La Professoressa Barbara Casadei illustra la prossima sfida della ricerca sulla fibrillazione atriale

Stefania Angela Di Fusco
Una innovativa visione della fibrillazione atriale: non solo malattia elettrica ma anche cardiomiopatia

Le tre intense giornate del 50° Congresso Nazionale ANMCO si sono concluse con una eccezionale Lettura Magistrale tenuta dalla Professoressa Barbara Casadei, Presidente della Società Europea di Cardiologia. L’argomento oggetto della Lettura è stato la fibrillazione atriale, uno dei campi principali della ricerca scientifica della Professoressa Casadei. La fibrillazione atriale è stata presentata non tanto come un disordine dell’attività elettrica cardiaca ma come manifestazione di una forma di cardiomiopatia.

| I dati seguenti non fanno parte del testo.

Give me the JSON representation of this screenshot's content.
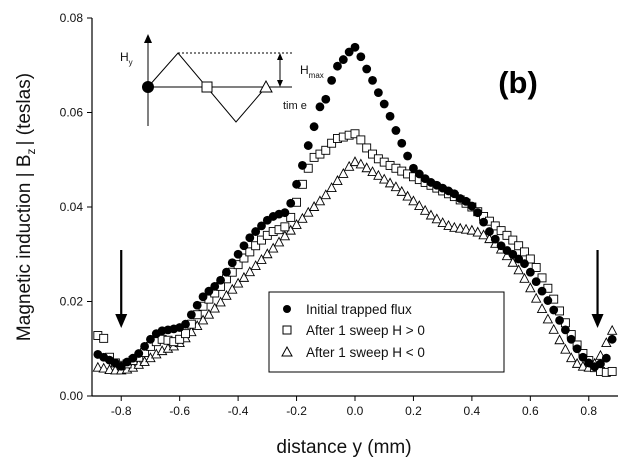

Tutta la presentazione ha permesso di avere una visione nuova di una patologia tanto comune quale la fibrillazione atriale e niente affatto benigna considerato il rischio di stroke e scompenso cardiaco ad essa associato. Nell’ultimo decennio l’unico vero successo nella gestione terapeutica della fibrillazione atriale è correlato alla prevenzione degli eventi tromboembolici per cui non c’è da meravigliarsi se nello stesso periodo si è osservato un progressivo declino della mortalità per infarto del miocardio ma un aumento della mortalità per fibrillazione atriale. Un quesito interessante sollevato nel corso della Lettura della Professoressa Casadei è relativo alla relazione tra fibrillazione atriale e rischio cardiovascolare: la fibrillazione è causa o biomarker di un aumentato rischio cardiovascolare? In effetti, diverse evidenze supportano l’ipotesi che la fibrillazione atriale è l’espressione finale di una serie di fattori di rischio sia correlati allo stile di vita che alla genetica e che insieme possono causare una cardiomiopatia, substrato strutturale sia dell’aritmia che delle sue possibili complicanze. Ad esempio si è osservato che in soggetti obesi interventi dietetici che portano ad un calo del peso corporeo sono associati ad una riduzione delle recidive aritmiche. Sul versante della genetica vi sono, poi, evidenze che varianti cardiomiopatiche di geni che codificano per proteine strutturali sono associate a fibrillazione atriale permanente ed ictus cerebri. Dunque, la ricerca scientifica finalizzata alla conoscenza dei meccanismi fisiopatologici alla base della fibrillazione atriale e alla sua cura dovrebbe approcciarsi a questa malattia nella sua globalità. Contemporaneamente, nella pratica clinica la terapia della fibrillazione atriale dovrebbe essere mirata a target che vanno al di là delle vene polmonari.